O impacto na sustentabilidade financeira é direto e mensurável. Por meio de análises farmacoeconômicas rigorosas, o farmacêutico demonstra que cada real investido na estrutura especializada resulta em significativa economia ao evitar desperdícios e perdas. “Isso acontece por conta da redução de perdas por armazenamento inadequado, otimização de protocolos de uso e negociações mais eficazes com fornecedores”, destaca o professor.
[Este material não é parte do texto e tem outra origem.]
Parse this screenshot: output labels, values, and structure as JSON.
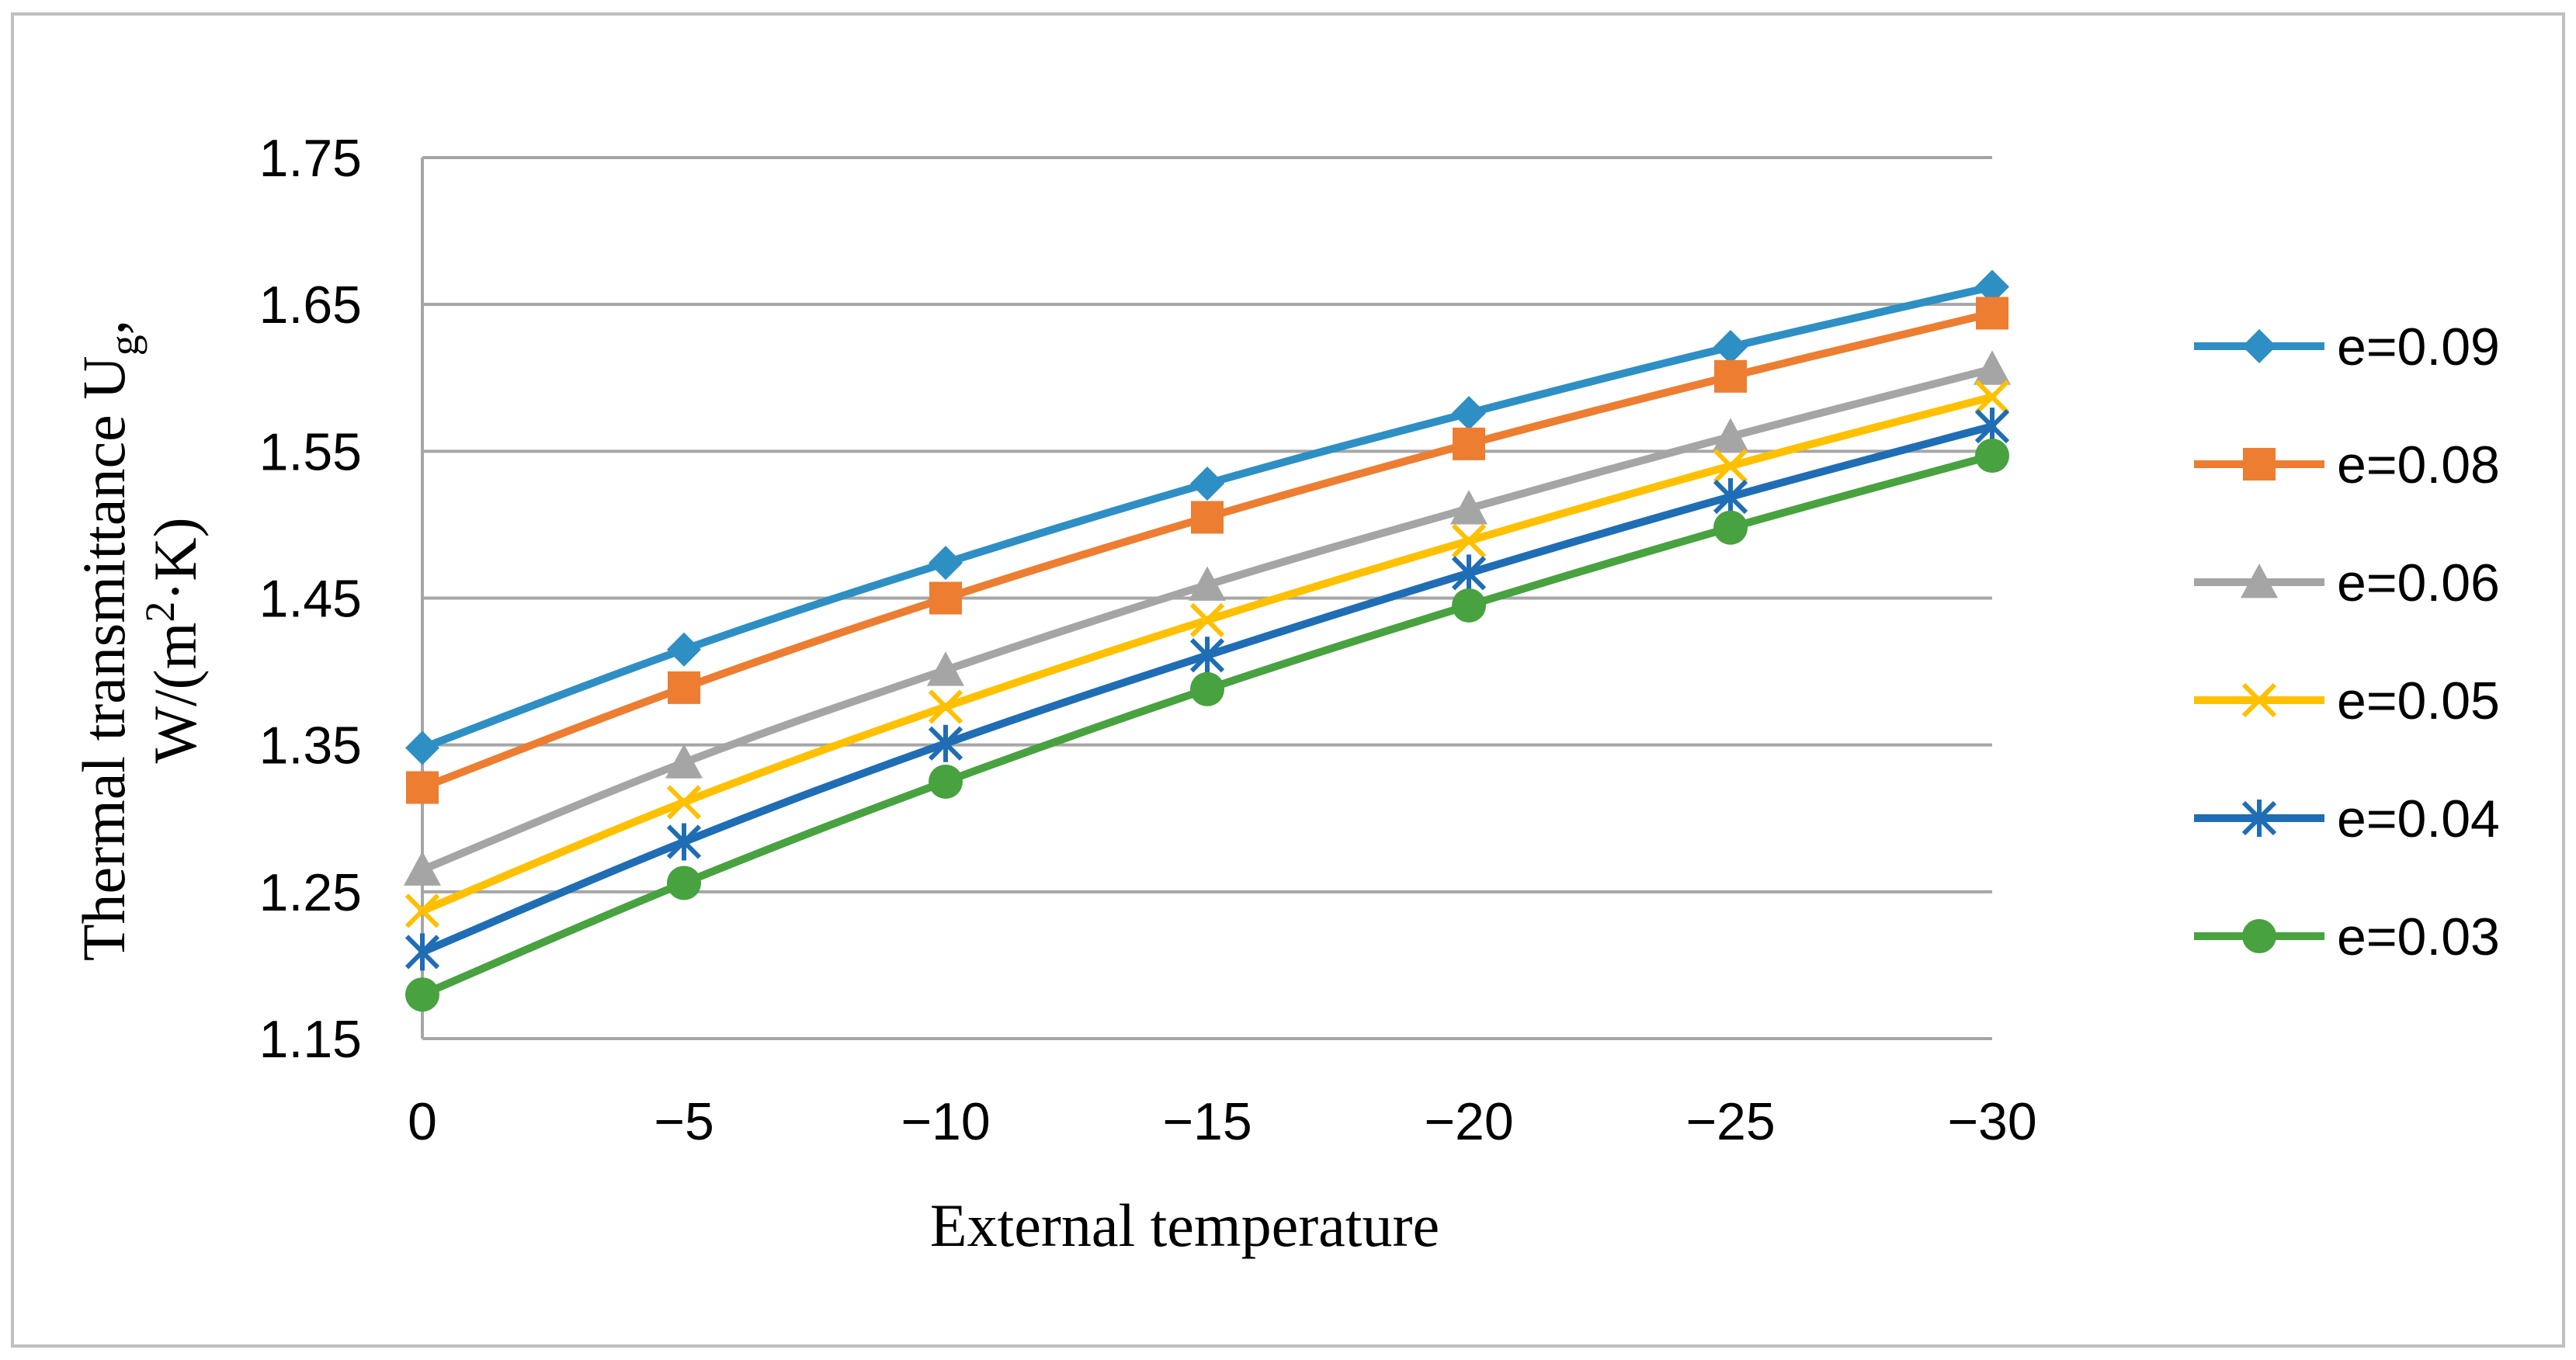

Diante da necessidade de armazenar medicamentos termolábeis de valores milionários, a estrutura da farmácia hospitalar vem se modernizando em termos de equipamentos, tecnologia e controle. “A modernização da infraestrutura farmacêutica hospitalar tem sido uma revolução silenciosa, mas absolutamente necessária. Quando falamos de medicamentos que custam mais que um carro de luxo, não podemos aceitar riscos de perda por falhas de armazenamento”, afirma Silva.
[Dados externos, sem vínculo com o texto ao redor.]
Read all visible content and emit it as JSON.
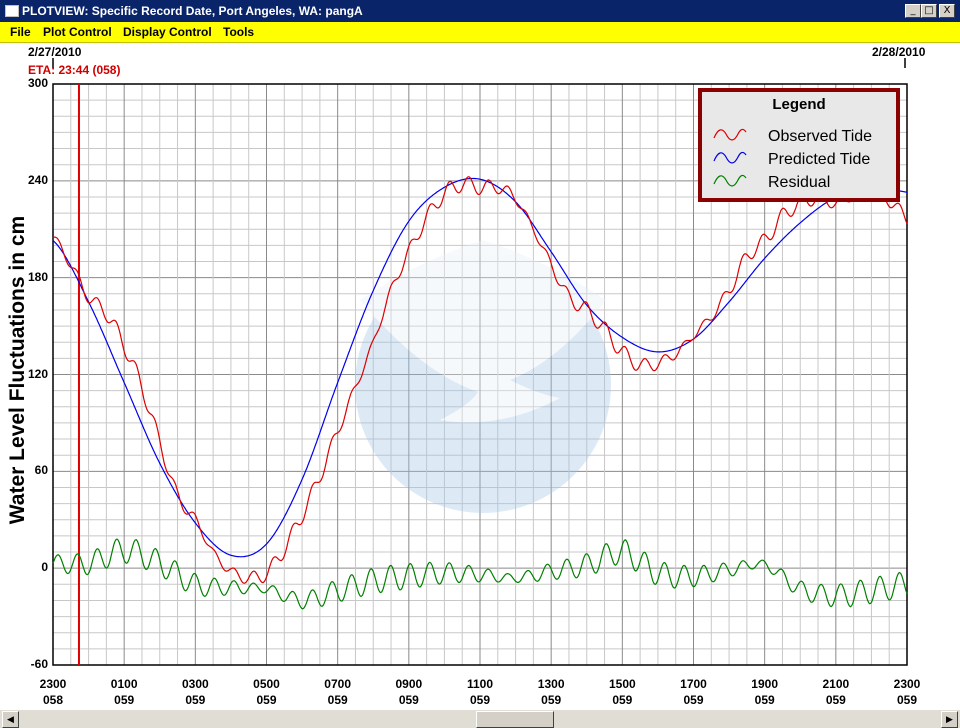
{
  "window": {
    "title": "PLOTVIEW: Specific Record Date, Port Angeles, WA: pangA",
    "buttons": {
      "minimize": "_",
      "maximize": "□",
      "close": "X"
    }
  },
  "menu": [
    "File",
    "Plot Control",
    "Display Control",
    "Tools"
  ],
  "header": {
    "start_date": "2/27/2010",
    "end_date": "2/28/2010",
    "eta": "ETA: 23:44 (058)"
  },
  "legend": {
    "title": "Legend",
    "items": [
      {
        "label": "Observed Tide",
        "color": "#dd0000"
      },
      {
        "label": "Predicted Tide",
        "color": "#0000ee"
      },
      {
        "label": "Residual",
        "color": "#008000"
      }
    ]
  },
  "chart_data": {
    "type": "line",
    "title": "",
    "ylabel": "Water Level Fluctuations in cm",
    "ylim": [
      -60,
      300
    ],
    "yticks": [
      300,
      240,
      180,
      120,
      60,
      0,
      -60
    ],
    "xlim": [
      0,
      24
    ],
    "xticks": [
      {
        "hour": 0,
        "l1": "2300",
        "l2": "058"
      },
      {
        "hour": 2,
        "l1": "0100",
        "l2": "059"
      },
      {
        "hour": 4,
        "l1": "0300",
        "l2": "059"
      },
      {
        "hour": 6,
        "l1": "0500",
        "l2": "059"
      },
      {
        "hour": 8,
        "l1": "0700",
        "l2": "059"
      },
      {
        "hour": 10,
        "l1": "0900",
        "l2": "059"
      },
      {
        "hour": 12,
        "l1": "1100",
        "l2": "059"
      },
      {
        "hour": 14,
        "l1": "1300",
        "l2": "059"
      },
      {
        "hour": 16,
        "l1": "1500",
        "l2": "059"
      },
      {
        "hour": 18,
        "l1": "1700",
        "l2": "059"
      },
      {
        "hour": 20,
        "l1": "1900",
        "l2": "059"
      },
      {
        "hour": 22,
        "l1": "2100",
        "l2": "059"
      },
      {
        "hour": 24,
        "l1": "2300",
        "l2": "059"
      }
    ],
    "eta_marker_hour": 0.73,
    "series": [
      {
        "name": "Predicted Tide",
        "color": "#0000ee",
        "x": [
          0,
          1,
          2,
          3,
          4,
          5,
          6,
          7,
          8,
          9,
          10,
          11,
          12,
          13,
          14,
          15,
          16,
          17,
          18,
          19,
          20,
          21,
          22,
          23,
          24
        ],
        "y": [
          203,
          165,
          115,
          65,
          28,
          8,
          15,
          55,
          115,
          172,
          215,
          236,
          241,
          227,
          196,
          163,
          143,
          134,
          142,
          165,
          192,
          214,
          230,
          237,
          233
        ]
      },
      {
        "name": "Observed Tide",
        "color": "#dd0000",
        "x": [
          0,
          0.5,
          1,
          1.5,
          2,
          2.5,
          3,
          3.5,
          4,
          4.5,
          5,
          5.5,
          6,
          6.5,
          7,
          7.5,
          8,
          8.5,
          9,
          9.5,
          10,
          10.5,
          11,
          11.5,
          12,
          12.5,
          13,
          13.5,
          14,
          14.5,
          15,
          15.5,
          16,
          16.5,
          17,
          17.5,
          18,
          18.5,
          19,
          19.5,
          20,
          20.5,
          21,
          21.5,
          22,
          22.5,
          23,
          23.5,
          24
        ],
        "y": [
          205,
          188,
          168,
          158,
          138,
          112,
          78,
          45,
          30,
          10,
          -2,
          -6,
          -3,
          12,
          33,
          57,
          85,
          112,
          140,
          172,
          196,
          217,
          232,
          238,
          236,
          236,
          229,
          210,
          188,
          168,
          160,
          148,
          134,
          126,
          127,
          133,
          144,
          156,
          172,
          193,
          203,
          218,
          226,
          229,
          226,
          230,
          233,
          228,
          217
        ]
      },
      {
        "name": "Residual",
        "color": "#008000",
        "x": [
          0,
          1,
          2,
          3,
          4,
          5,
          6,
          7,
          8,
          9,
          10,
          11,
          12,
          13,
          14,
          15,
          16,
          17,
          18,
          19,
          20,
          21,
          22,
          23,
          24
        ],
        "y": [
          3,
          3,
          11,
          3,
          -10,
          -12,
          -13,
          -20,
          -14,
          -8,
          -5,
          -3,
          -4,
          -6,
          -2,
          2,
          10,
          -3,
          -5,
          -1,
          2,
          -13,
          -17,
          -14,
          -10
        ]
      }
    ]
  }
}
Ele explica que o farmacêutico implementa sistemas de refrigeração biomédica com redundância tripla - equipamentos principais, backup automático e sistema de emergência. Cada refrigerador possui monitoramento 24/7 com alertas em tempo real via SMS e email para a equipe farmacêutica. Os sensores de temperatura são calibrados mensalmente e possuem certificação metrológica.
A tecnologia de monitoramento evoluiu para sistemas de IoT (Internet of Things, ou Internet das Coisas) que registram não apenas temperatura, mas também umidade, pressão de porta e até mesmo vibrações que possam comprometer a integridade dos produtos. Esses dados são armazenados em nuvem com backup automático, criando um histórico auditável para agências regulatórias.
“Investimos também em sistemas de identificação por RFID (Radio Frequency Identification ou, em português, Identificação por Radiofrequência) para medicamentos de alto custo, permitindo rastreabilidade completa desde o recebimento até a administração. Cada movimentação é registrada automaticamente, eliminando erros humanos e criando uma cadeia de custódia inviolável”, comenta ele.
O controle de acesso foi revolucionado com biometria e cartões de proximidade, garantindo que apenas profissionais autorizados manipulem esses medicamentos. Câmeras de segurança com gravação em alta definição complementam o sistema, criando um ambiente de máxima segurança.
Refrigeradores domésticos
“Os riscos de utilizar refrigeradores domésticos para medicamentos de alto custo são catastróficos e evitáveis. Esses equipamentos não foram projetados para manter a estabilidade térmica necessária para produtos farmacêuticos, especialmente aqueles termolábeis de altíssimo valor”, alerta Silva.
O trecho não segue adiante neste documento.